Pengusaha Tekstil Sambut Baik Larangan Ekspor Batu Bara
Indonesia resmi melarang ekspor batu bara mulai Januari 2022. Asosiasi Serat dan Benang Filament Indonesia (APSyFI) menyambut baik keputusan pemerintah tersebut. Pasalnya, larangan ekspor bisa menambah pasokan batu bara untuk pembangkit dan mesin uap di pabrik mereka.
Sekretaris Jenderal APSyFI Redma Gita Wiraswasta mengatakan, larangan ekspor batu bara akan menstabilkan utilisasi produksi industri tekstil yang saat ini sudah mencapai 85-90% di sektor hulu dan hampir 95% di sektor hilir.
"Akan bagus untuk industri ya, utamanya tekstil. Kalau tidak dilarang, efek ekonominya akan semakin besar," kata Redma kepada Katadata, Kamis (6/1).
Redma menyebut, pelarangan ekspor batu bara ini tidak berdampak secara signifikan kepada kenaikan utilisasi produksi tekstil karena sudah utilisasi sekarang yang saat ini sudah tinggi.
Namun, jika tidak ada larangan, utilisasi industri akan sangat menurun. Ia menjelaskan, jika utilisasi industri tekstil menurun, maka akan berdampak pada pengurangan jumlah karyawan.
Industri tekstil awalnya menggunakan pembangkit listrik mandiri untuk menjalankan produksinya.
Namun, saat pasokan di dalam negeri batu bara tersendat karena volume ekspor meningkat tajam didorong kenaikan harga, industri tekstil mengalihkan konsumsi energinya ke PT PLN untuk efisiensi.
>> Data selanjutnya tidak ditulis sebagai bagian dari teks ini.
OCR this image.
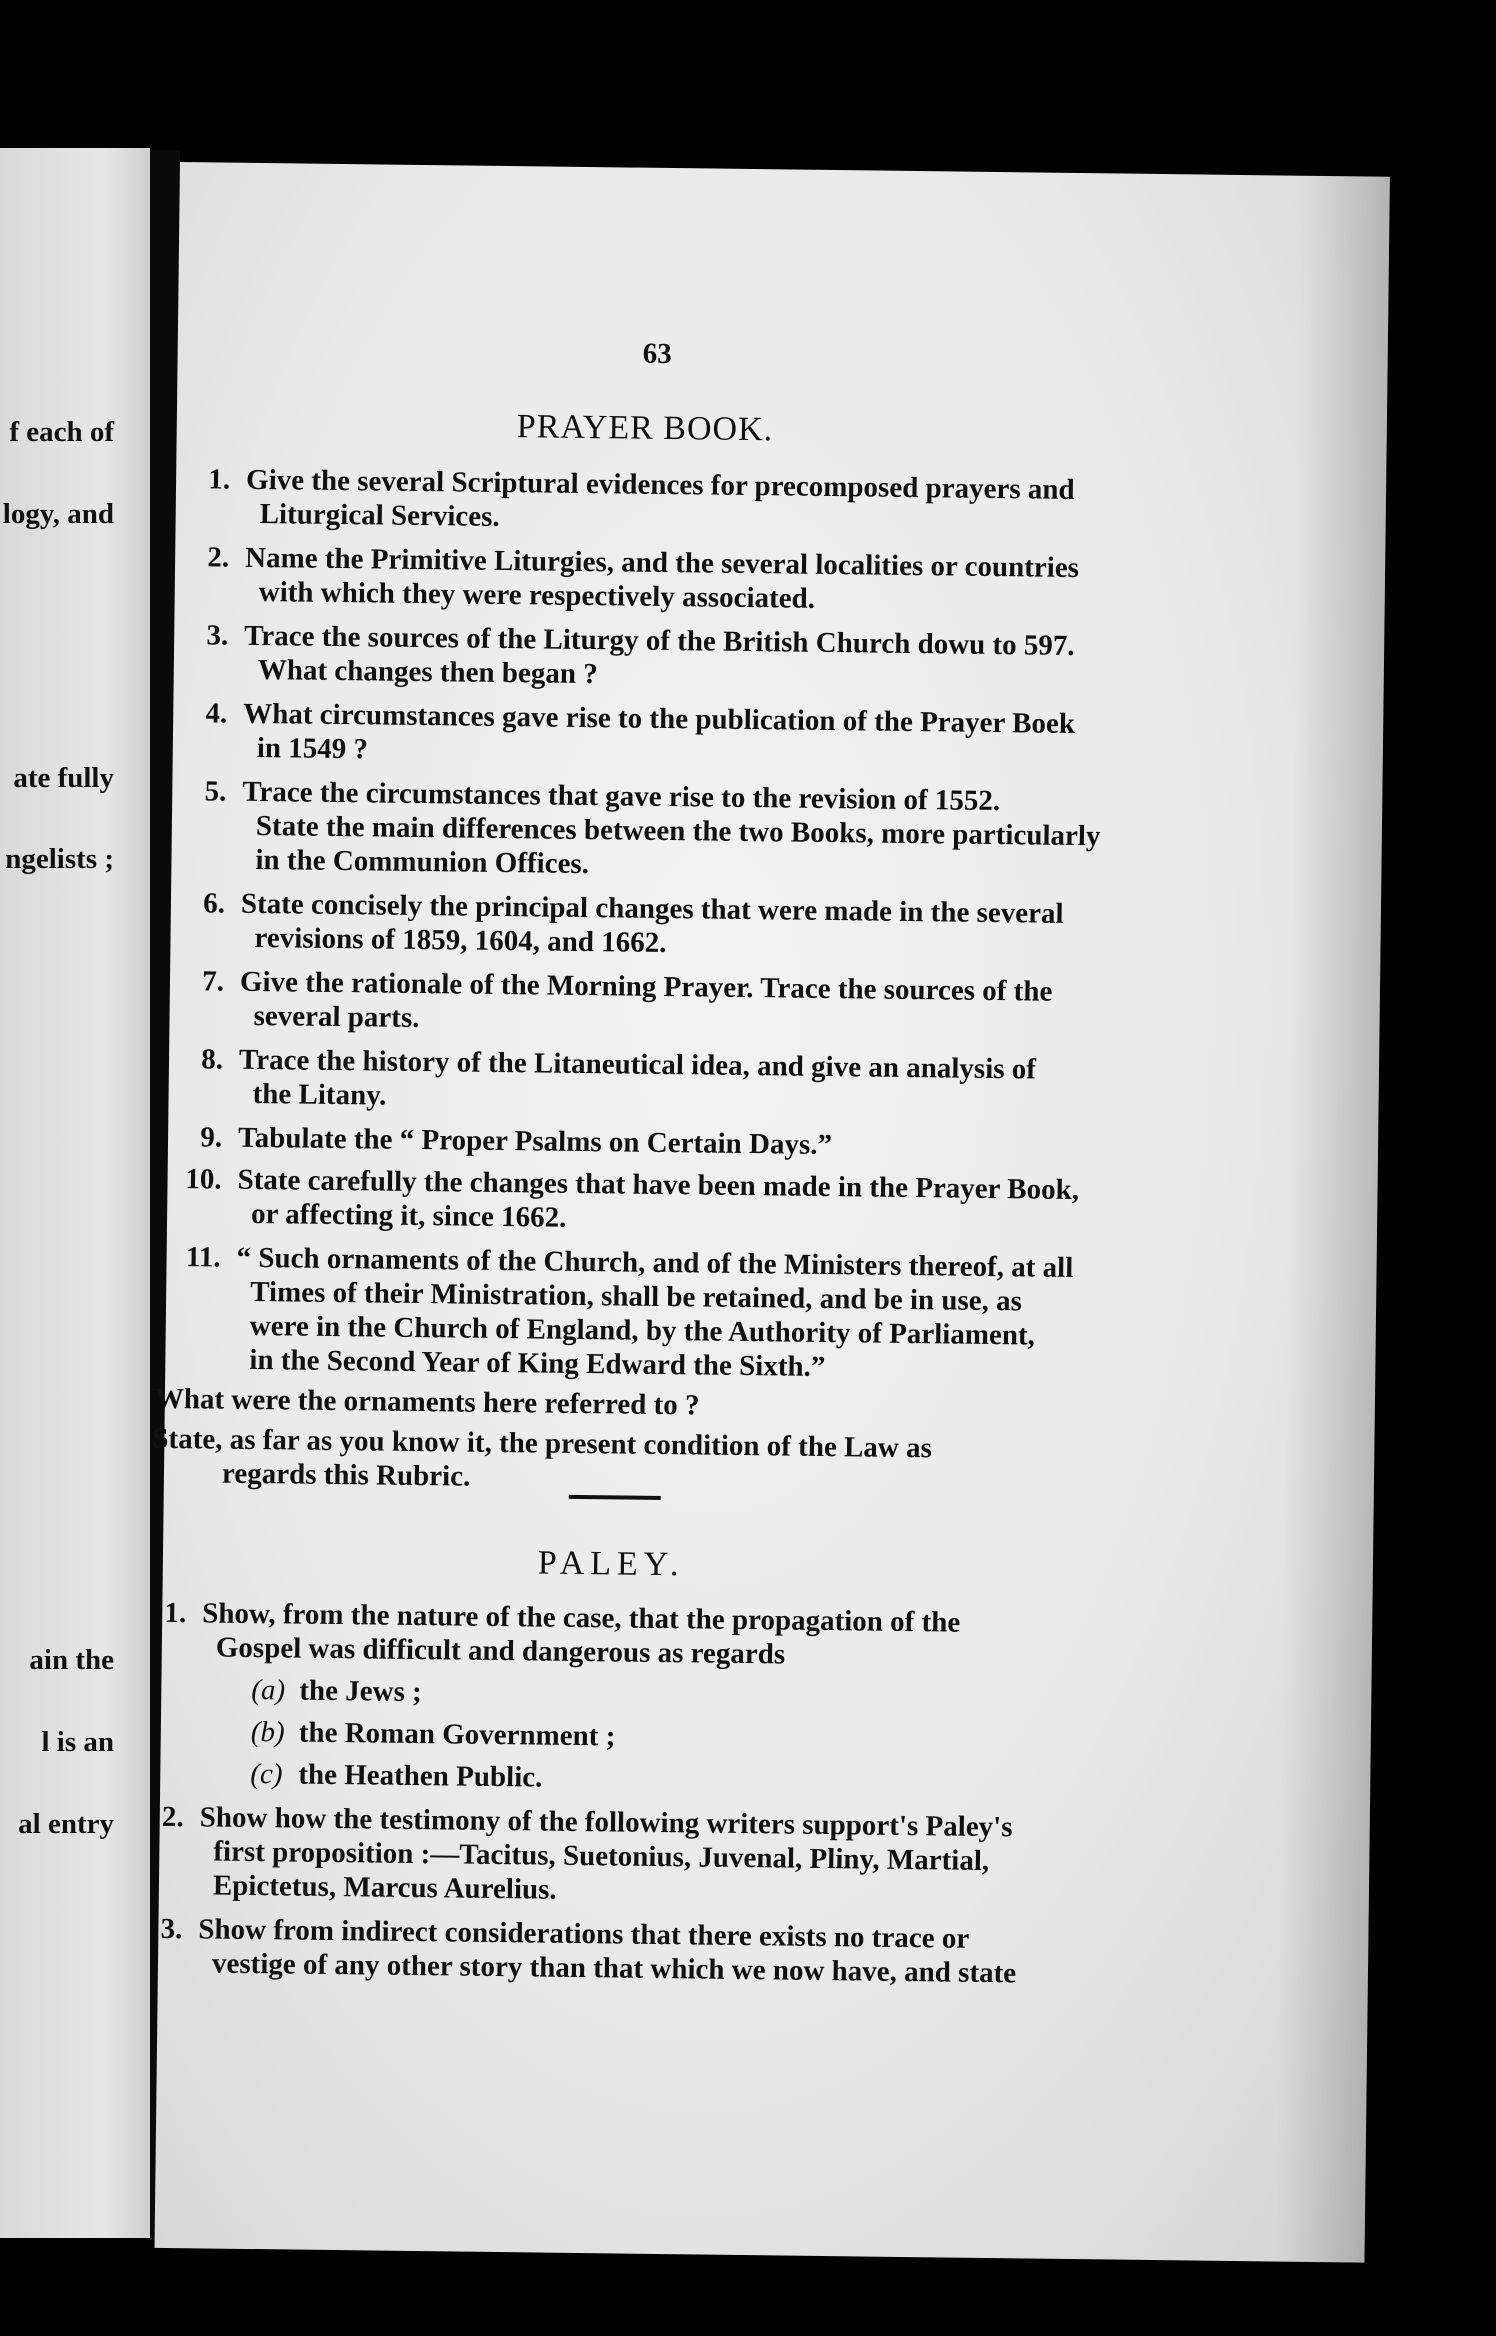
f each of
logy, and
ate fully
ngelists ;
ain the
l is an
al entry
63
PRAYER BOOK.
1. Give the several Scriptural evidences for precomposed prayers and
Liturgical Services.
2. Name the Primitive Liturgies, and the several localities or countries
with which they were respectively associated.
3. Trace the sources of the Liturgy of the British Church dowu to 597.
What changes then began ?
4. What circumstances gave rise to the publication of the Prayer Boek
in 1549 ?
5. Trace the circumstances that gave rise to the revision of 1552.
State the main differences between the two Books, more particularly
in the Communion Offices.
6. State concisely the principal changes that were made in the several
revisions of 1859, 1604, and 1662.
7. Give the rationale of the Morning Prayer. Trace the sources of the
several parts.
8. Trace the history of the Litaneutical idea, and give an analysis of
the Litany.
9. Tabulate the “ Proper Psalms on Certain Days.”
10. State carefully the changes that have been made in the Prayer Book,
or affecting it, since 1662.
11. “ Such ornaments of the Church, and of the Ministers thereof, at all
Times of their Ministration, shall be retained, and be in use, as
were in the Church of England, by the Authority of Parliament,
in the Second Year of King Edward the Sixth.”
What were the ornaments here referred to ?
State, as far as you know it, the present condition of the Law as
regards this Rubric.
PALEY.
1. Show, from the nature of the case, that the propagation of the
Gospel was difficult and dangerous as regards
(a) the Jews ;
(b) the Roman Government ;
(c) the Heathen Public.
2. Show how the testimony of the following writers support's Paley's
first proposition :—Tacitus, Suetonius, Juvenal, Pliny, Martial,
Epictetus, Marcus Aurelius.
3. Show from indirect considerations that there exists no trace or
vestige of any other story than that which we now have, and state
Sebagai informasi, Kementerian Energi dan Sumber Daya Mineral (ESDM) resmi melarang ekspor atau penjualan batu bara ke luar negeri mulai hari ini (1/1) hingga 31 Januari 2022.
Larangan dilakukan di tengah kekhawatiran terhadap rendahnya pasokan batu bara untuk pembangkit listrik tenaga uap (PLTU) dalam negeri.
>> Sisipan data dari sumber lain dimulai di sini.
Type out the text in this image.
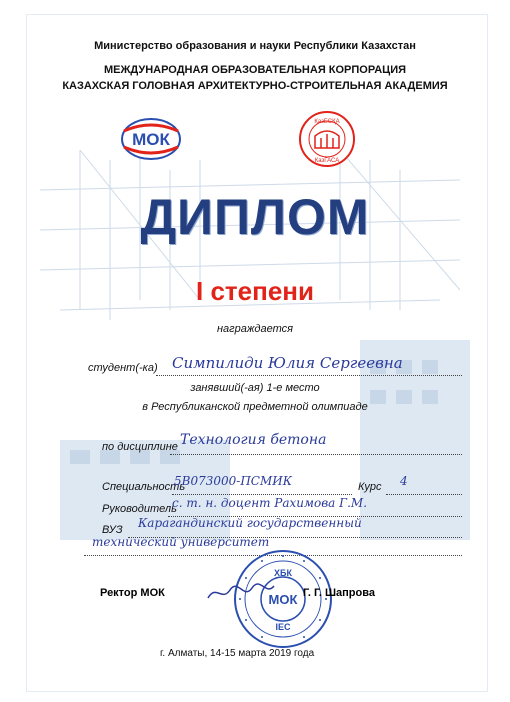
Министерство образования и науки Республики Казахстан
МЕЖДУНАРОДНАЯ ОБРАЗОВАТЕЛЬНАЯ КОРПОРАЦИЯ
КАЗАХСКАЯ ГОЛОВНАЯ АРХИТЕКТУРНО-СТРОИТЕЛЬНАЯ АКАДЕМИЯ
МОК
ҚазБСҚА
КазГАСА
ДИПЛОМ
I степени
награждается
студент(-ка) Симпилиди Юлия Сергеевна
занявший(-ая) 1-е место
в Республиканской предметной олимпиаде
по дисциплине Технология бетона
Специальность
5В073000-ПСМИК	Курс 4
Руководитель
с. т. н. доцент Рахимова Г.М.
ВУЗ Карагандинский государственный
технический университет
Ректор МОК
ХБК
МОК
IEC
Г. Г. Шапрова
г. Алматы, 14-15 марта 2019 года
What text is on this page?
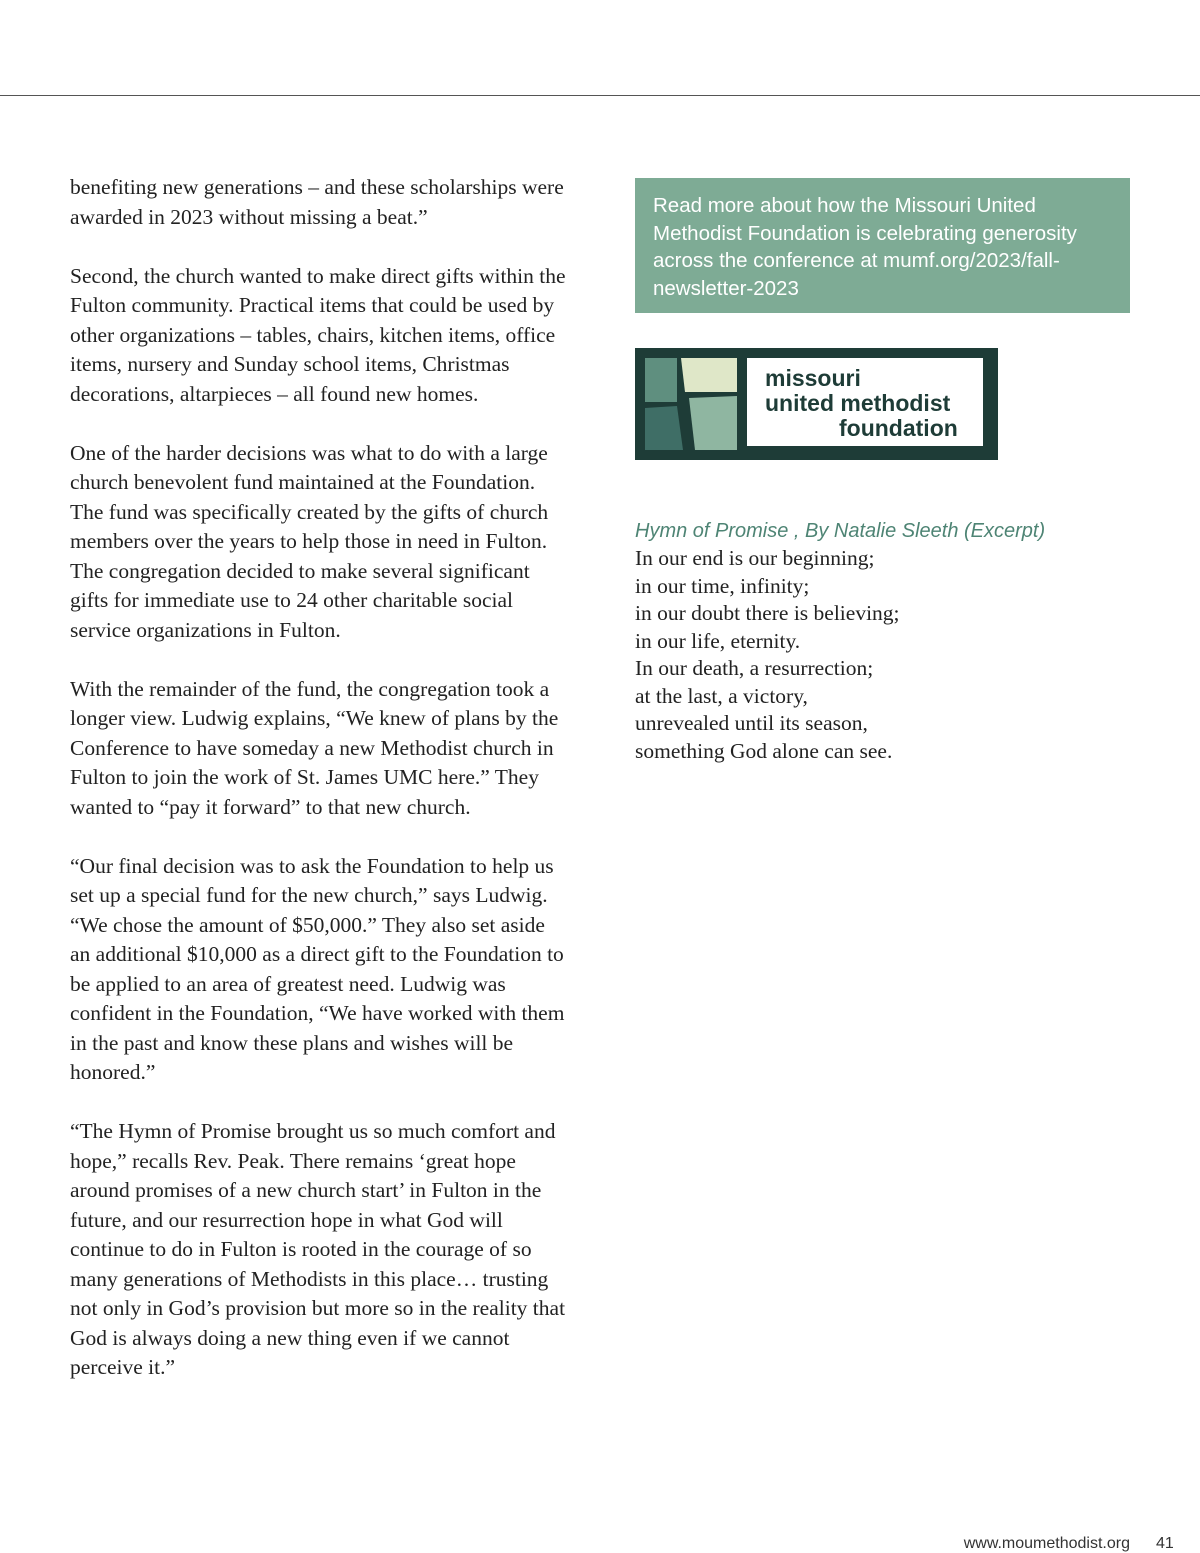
benefiting new generations – and these scholarships were awarded in 2023 without missing a beat.”

Second, the church wanted to make direct gifts within the Fulton community. Practical items that could be used by other organizations – tables, chairs, kitchen items, office items, nursery and Sunday school items, Christmas decorations, altarpieces – all found new homes.

One of the harder decisions was what to do with a large church benevolent fund maintained at the Foundation. The fund was specifically created by the gifts of church members over the years to help those in need in Fulton. The congregation decided to make several significant gifts for immediate use to 24 other charitable social service organizations in Fulton.

With the remainder of the fund, the congregation took a longer view. Ludwig explains, “We knew of plans by the Conference to have someday a new Methodist church in Fulton to join the work of St. James UMC here.” They wanted to “pay it forward” to that new church.

“Our final decision was to ask the Foundation to help us set up a special fund for the new church,” says Ludwig. “We chose the amount of $50,000.” They also set aside an additional $10,000 as a direct gift to the Foundation to be applied to an area of greatest need. Ludwig was confident in the Foundation, “We have worked with them in the past and know these plans and wishes will be honored.”

“The Hymn of Promise brought us so much comfort and hope,” recalls Rev. Peak. There remains ‘great hope around promises of a new church start’ in Fulton in the future, and our resurrection hope in what God will continue to do in Fulton is rooted in the courage of so many generations of Methodists in this place… trusting not only in God’s provision but more so in the reality that God is always doing a new thing even if we cannot perceive it.”

Read more about how the Missouri United Methodist Foundation is celebrating generosity across the conference at mumf.org/2023/fall-newsletter-2023
missouri
united methodist
foundation

Hymn of Promise , By Natalie Sleeth (Excerpt)

In our end is our beginning;

in our time, infinity;

in our doubt there is believing;

in our life, eternity.

In our death, a resurrection;

at the last, a victory,

unrevealed until its season,

something God alone can see.

www.moumethodist.org 41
Seluruh perusahaan pemegang Perjanjian Karya Pengusahaan Pertambangan Batu Bara (PKP2B), perusahaan Izin Usaha Pertambangan (IUP) wajib memasok seluruh batu bara untuk kebutuhan di dalam negeri.
Lebih lanjut, Redma optimistis industri tekstil akan terus tumbuh tahun ini. Ia menilai, pemerintah saat ini sudah banyak berpihak pada industri dalam negeri.
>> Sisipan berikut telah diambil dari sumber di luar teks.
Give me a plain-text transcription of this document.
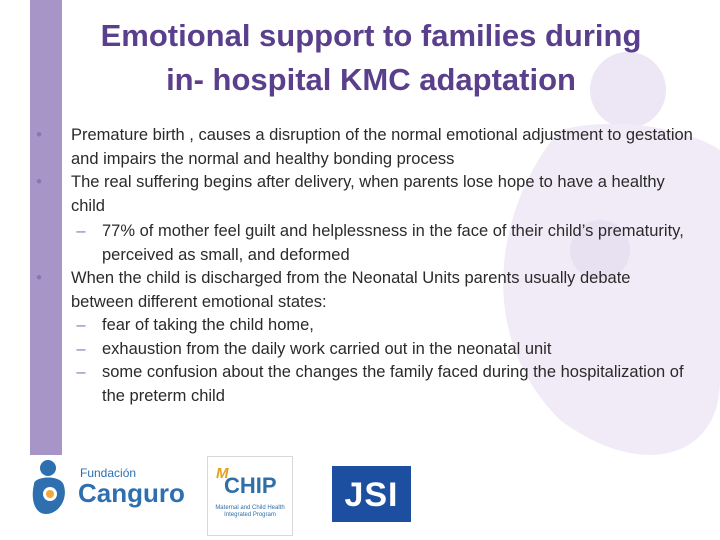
Emotional support to families during
in- hospital KMC adaptation
•	Premature birth , causes a disruption of the normal emotional adjustment to gestation and impairs the normal and healthy bonding process
•	The real suffering begins after delivery, when parents lose hope to have a healthy child
– 77% of mother feel guilt and helplessness in the face of their child’s prematurity, perceived as small, and deformed
•	When the child is discharged from the Neonatal Units parents usually debate between different emotional states:
– fear of taking the child home,
– exhaustion from the daily work carried out in the neonatal unit
– some confusion about the changes the family faced during the hospitalization of the preterm child
Fundación
Canguro
M
CHIP
Maternal and Child Health Integrated Program
JSI
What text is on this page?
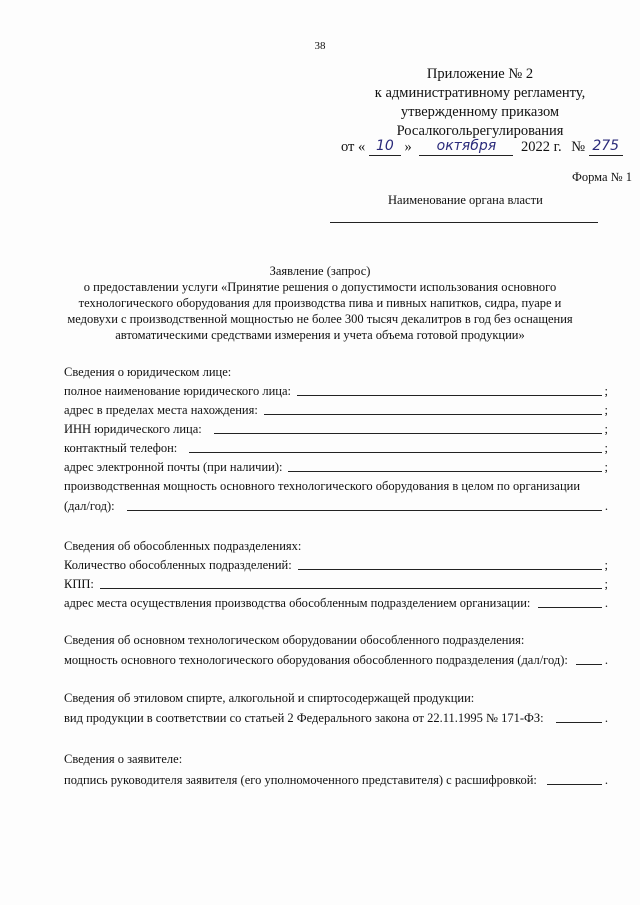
38
Приложение № 2
к административному регламенту,
утвержденному приказом
Росалкогольрегулирования
от « 10 » октября 2022 г. № 275
Форма № 1
Наименование органа власти
Заявление (запрос)
о предоставлении услуги «Принятие решения о допустимости использования основного
технологического оборудования для производства пива и пивных напитков, сидра, пуаре и
медовухи с производственной мощностью не более 300 тысяч декалитров в год без оснащения
автоматическими средствами измерения и учета объема готовой продукции»
Сведения о юридическом лице:
полное наименование юридического лица:	;
адрес в пределах места нахождения:	;
ИНН юридического лица:	;
контактный телефон:	;
адрес электронной почты (при наличии):	;
производственная мощность основного технологического оборудования в целом по организации
(дал/год):	.
Сведения об обособленных подразделениях:
Количество обособленных подразделений:	;
КПП:	;
адрес места осуществления производства обособленным подразделением организации:	.
Сведения об основном технологическом оборудовании обособленного подразделения:
мощность основного технологического оборудования обособленного подразделения (дал/год):	.
Сведения об этиловом спирте, алкогольной и спиртосодержащей продукции:
вид продукции в соответствии со статьей 2 Федерального закона от 22.11.1995 № 171-ФЗ:	.
Сведения о заявителе:
подпись руководителя заявителя (его уполномоченного представителя) с расшифровкой:	.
Salah satunya dengan aturan pemberlakuan kebijakan pengenaan bea masuk tindak pengamanan (BMTP) atau safeguard pada produk pakaian dan aksesoris yang resmi berlaku 12 November 2021 lalu.
Aturan ini tidak hanya berpotensi meningkatkan pangsa pasar di industri pakaian jadi dalam negeri, tapi juga dapat meningkatkan permintaan atau demand di industri hulu seperti kain dan benang.
"Kita optimistis karena pasar domestik juga sudah aman, dan industri kecil menengah (IKM) tekstil saat ini sedang gencar produksi dan ekspor," katanya.
Sementara itu, terkait pasokan batu bara, Ketua Umum Asosiasi Pemasok Batu Bara dan Energi Indonesia (Aspebindo) Anggawira mengatakan Kementerian ESDM telah berkoordinasi dengan Kementerian Perdagangan terkait pemenuhan DMO perusahan batu bara.
Ia menjelaskan bahwa perusahaan tambang yang komitmen DMO kurang dari 76%, keputusannya masih akan menunggu hingga tanggal 31 Januari.
Jika tidak ada progres hingga 31 Januari, untuk pemenuhan DMO 0% hingga 25% pemerintah akan mengambil langkah untuk mencabut izin usaha pertambangan (IUP).
"Setelah tanggal 31 Januari 2022 akan banyak sekali (perusahaan tambang) yang dicabut izinnya. Kalau dihitung 490 IUP yang posisi (DMO) nol (persen) pada Oktober 2021 rekonsiliasi. Ini info terakhir," kata dia kepada Katadata.co.id, Kamis (6/1).